The use of his name has no effect whatsoever. "I am to be murdered tomorrow. Unless I can murder him first. In which case my murder will be delayed... a week or a month while I am caught in jail, poked with sharp sticks by men who may as well be boys. If I can survive that." He sees himself dead in a cold cage before he ever reaches Arizona, a limp heap of blood and ruined tissue that no one dare touch, not even having had a blanket to comfort him as he coughed, shaking himself apart, rotting inside and out.
The figure waits as John winds himself up.
"Five dollars. Five dollars. Behan's finally going to get me through his boys for five dollars. Five! Wyatt broke his bank in Tombstone. Took him for thousands. And now... I can't believe I was so stupid. Well, hungry, ill, but... Five Dollars! And no one to lend it to me, give it to me, help me, save me from dying. No one! Sam Houston was supposed to be my Friend! A fellow Southerner! He turned away. Not a single person. I asked, pathetic, made myself low. To ask is bad enough - to be refused something so small!
"He's going to do me up because I owe him five dollars - Billy Allen. Billy Allen! Nothing - a lackey! And I, after I destroyed myself trying to save their town... nothing. I can't even fight. I'm weaker than a child. I can barely stand or walk. I begged the police for protection. Nothing. They shrugged and again warned me not to carry guns. Do you know what it means to 'do you up?' Easy words, primer words. Its not just general threat. It means - exactly - to gouge out my eyes, rip off my ears, then stamp my face and head into a bloody mass of pulp, bone shards and brain tissue. An old gambler's vengeance. For Tombstone. It's still Behan's gang. I can't... I can't even... think about it without..." Tear of fear then, tears of rage.
"My life is as much to me as his. I thought death... I never feared it, but... being beaten to death like that. It's not dying but the manner of death... and at the hands of... scum. Leadville won't allow guns to be carried. If I do... they'll send me back to Behan in Tombstone, and his crooked judges and lying witnesses or we would be ambushed and I'd be just dragged off in irons and killed.
"I hate Behan. We never touched him, for Josie's sake, because she had once been sweet on him. And now it comes to this! I hate them all. And Billy Allen, at the end. Billy Allen who was nothing is to kill me like that. I can't countenance it. He's... nothing. I'd kill him first..."
The figure is quiet, not sympathetic, not condemning. Nothing but the cocked head, the incising implacable stare. "Go ahead! Kill them all!"

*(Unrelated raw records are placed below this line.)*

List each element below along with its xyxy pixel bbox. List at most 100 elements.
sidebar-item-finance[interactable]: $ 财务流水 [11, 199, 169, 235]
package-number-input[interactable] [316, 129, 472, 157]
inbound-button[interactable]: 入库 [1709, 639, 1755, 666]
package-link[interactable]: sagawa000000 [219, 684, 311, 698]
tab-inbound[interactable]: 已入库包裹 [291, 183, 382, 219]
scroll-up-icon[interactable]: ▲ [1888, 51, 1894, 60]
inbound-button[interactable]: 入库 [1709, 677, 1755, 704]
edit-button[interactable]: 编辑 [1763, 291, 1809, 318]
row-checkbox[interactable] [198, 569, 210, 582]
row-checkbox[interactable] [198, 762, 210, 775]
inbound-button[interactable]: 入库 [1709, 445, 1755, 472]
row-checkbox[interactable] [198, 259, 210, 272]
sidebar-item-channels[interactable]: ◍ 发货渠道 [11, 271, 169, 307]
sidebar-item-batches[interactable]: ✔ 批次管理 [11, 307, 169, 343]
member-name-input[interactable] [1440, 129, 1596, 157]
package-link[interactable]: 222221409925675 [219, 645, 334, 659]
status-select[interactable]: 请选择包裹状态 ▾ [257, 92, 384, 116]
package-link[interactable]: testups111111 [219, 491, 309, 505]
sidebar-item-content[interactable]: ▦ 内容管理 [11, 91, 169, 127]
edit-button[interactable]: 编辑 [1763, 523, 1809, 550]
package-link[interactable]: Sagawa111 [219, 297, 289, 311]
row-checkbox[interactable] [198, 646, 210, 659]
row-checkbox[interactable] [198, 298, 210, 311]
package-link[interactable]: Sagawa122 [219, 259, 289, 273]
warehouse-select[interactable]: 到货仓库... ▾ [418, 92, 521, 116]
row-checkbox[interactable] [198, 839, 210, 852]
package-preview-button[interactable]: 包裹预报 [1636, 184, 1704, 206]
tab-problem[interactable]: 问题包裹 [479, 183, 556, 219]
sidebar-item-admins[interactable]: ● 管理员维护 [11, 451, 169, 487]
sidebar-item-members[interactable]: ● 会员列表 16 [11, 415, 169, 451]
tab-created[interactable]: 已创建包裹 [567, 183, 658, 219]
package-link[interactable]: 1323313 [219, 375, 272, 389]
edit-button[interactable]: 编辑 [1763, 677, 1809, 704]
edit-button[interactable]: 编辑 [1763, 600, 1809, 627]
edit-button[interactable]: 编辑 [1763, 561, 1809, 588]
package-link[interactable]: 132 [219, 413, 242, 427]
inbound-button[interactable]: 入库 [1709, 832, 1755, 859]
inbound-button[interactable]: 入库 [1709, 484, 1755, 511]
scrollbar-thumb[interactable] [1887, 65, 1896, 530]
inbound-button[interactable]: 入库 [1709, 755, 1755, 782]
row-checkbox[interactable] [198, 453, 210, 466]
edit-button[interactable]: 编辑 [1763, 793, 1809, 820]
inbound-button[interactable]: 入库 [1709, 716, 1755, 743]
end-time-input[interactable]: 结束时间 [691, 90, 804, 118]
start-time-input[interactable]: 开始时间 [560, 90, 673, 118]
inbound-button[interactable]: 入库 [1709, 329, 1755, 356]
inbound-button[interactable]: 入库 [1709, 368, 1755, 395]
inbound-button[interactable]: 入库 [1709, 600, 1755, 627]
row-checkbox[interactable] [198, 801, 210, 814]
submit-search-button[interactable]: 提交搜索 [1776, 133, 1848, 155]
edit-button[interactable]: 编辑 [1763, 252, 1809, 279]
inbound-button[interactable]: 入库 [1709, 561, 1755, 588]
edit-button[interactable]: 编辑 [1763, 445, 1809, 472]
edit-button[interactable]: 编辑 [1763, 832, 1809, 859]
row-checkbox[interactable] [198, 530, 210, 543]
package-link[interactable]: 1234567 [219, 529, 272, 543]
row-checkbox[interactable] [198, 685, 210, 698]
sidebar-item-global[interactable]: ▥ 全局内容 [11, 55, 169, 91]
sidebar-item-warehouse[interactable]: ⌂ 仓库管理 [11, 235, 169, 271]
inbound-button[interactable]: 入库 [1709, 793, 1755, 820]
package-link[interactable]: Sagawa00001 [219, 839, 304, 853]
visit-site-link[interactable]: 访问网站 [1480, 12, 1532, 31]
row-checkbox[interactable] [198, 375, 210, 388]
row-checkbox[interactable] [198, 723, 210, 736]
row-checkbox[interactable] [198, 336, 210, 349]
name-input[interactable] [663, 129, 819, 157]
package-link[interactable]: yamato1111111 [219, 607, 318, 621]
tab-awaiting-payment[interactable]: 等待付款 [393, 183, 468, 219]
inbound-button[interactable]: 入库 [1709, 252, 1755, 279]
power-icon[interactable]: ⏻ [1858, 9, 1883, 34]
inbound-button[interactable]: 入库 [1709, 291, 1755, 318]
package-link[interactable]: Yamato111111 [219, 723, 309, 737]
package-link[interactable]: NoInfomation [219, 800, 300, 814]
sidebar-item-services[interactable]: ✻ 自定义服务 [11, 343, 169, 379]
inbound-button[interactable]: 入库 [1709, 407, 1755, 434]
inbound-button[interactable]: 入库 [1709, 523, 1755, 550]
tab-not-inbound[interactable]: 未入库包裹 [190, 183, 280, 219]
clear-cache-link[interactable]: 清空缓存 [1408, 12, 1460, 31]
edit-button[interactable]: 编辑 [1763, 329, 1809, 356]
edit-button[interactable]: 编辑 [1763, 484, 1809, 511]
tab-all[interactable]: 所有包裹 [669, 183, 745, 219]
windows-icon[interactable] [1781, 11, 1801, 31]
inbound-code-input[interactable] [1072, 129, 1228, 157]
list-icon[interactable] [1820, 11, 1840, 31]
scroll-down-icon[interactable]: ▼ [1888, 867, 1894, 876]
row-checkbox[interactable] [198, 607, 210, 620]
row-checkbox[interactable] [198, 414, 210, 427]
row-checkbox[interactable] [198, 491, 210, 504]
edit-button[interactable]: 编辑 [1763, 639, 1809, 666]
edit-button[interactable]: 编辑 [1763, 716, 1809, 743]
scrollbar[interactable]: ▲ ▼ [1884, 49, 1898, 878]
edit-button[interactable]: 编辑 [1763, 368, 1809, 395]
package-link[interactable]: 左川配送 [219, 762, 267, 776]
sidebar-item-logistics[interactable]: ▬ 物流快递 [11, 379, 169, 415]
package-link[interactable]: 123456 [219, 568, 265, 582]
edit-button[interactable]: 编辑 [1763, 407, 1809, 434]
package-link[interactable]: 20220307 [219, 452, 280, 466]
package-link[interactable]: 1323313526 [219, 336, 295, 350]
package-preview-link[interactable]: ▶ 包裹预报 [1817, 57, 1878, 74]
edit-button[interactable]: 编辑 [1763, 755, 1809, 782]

"All right. I will kill him. Maybe I can't carry guns, but...If I weren't carrying it, but only held it while I shot him... Self defence. Everyone's heard what he's going to do, what he means to do.
"Someone can take my gun, put it behind the counter at Hyman's and when Allen comes to collect his debt, take my life in return for it... I'll just take it out and kill him. He's not worth half of me. He's not worth a hair or a fingernail. He wants do me up? Well, I mean to kill him first! I will kill him first." John rose and began to pace, consumed by this new idea. He paused by the perfectly balanced quiet figure. "Any advice?"
The other man reached out his hands, took John's head and pressed his lips to his forehead - a blessing. "Go ahead! Help yourself, kill me some more monkeys - I like your spirit! Are you sure you can't raze the whole town while you are at it? No? Pity. Well, then..." He uncoiled and opened the window to leave. John moved to look out after him but there was nothing to be seen.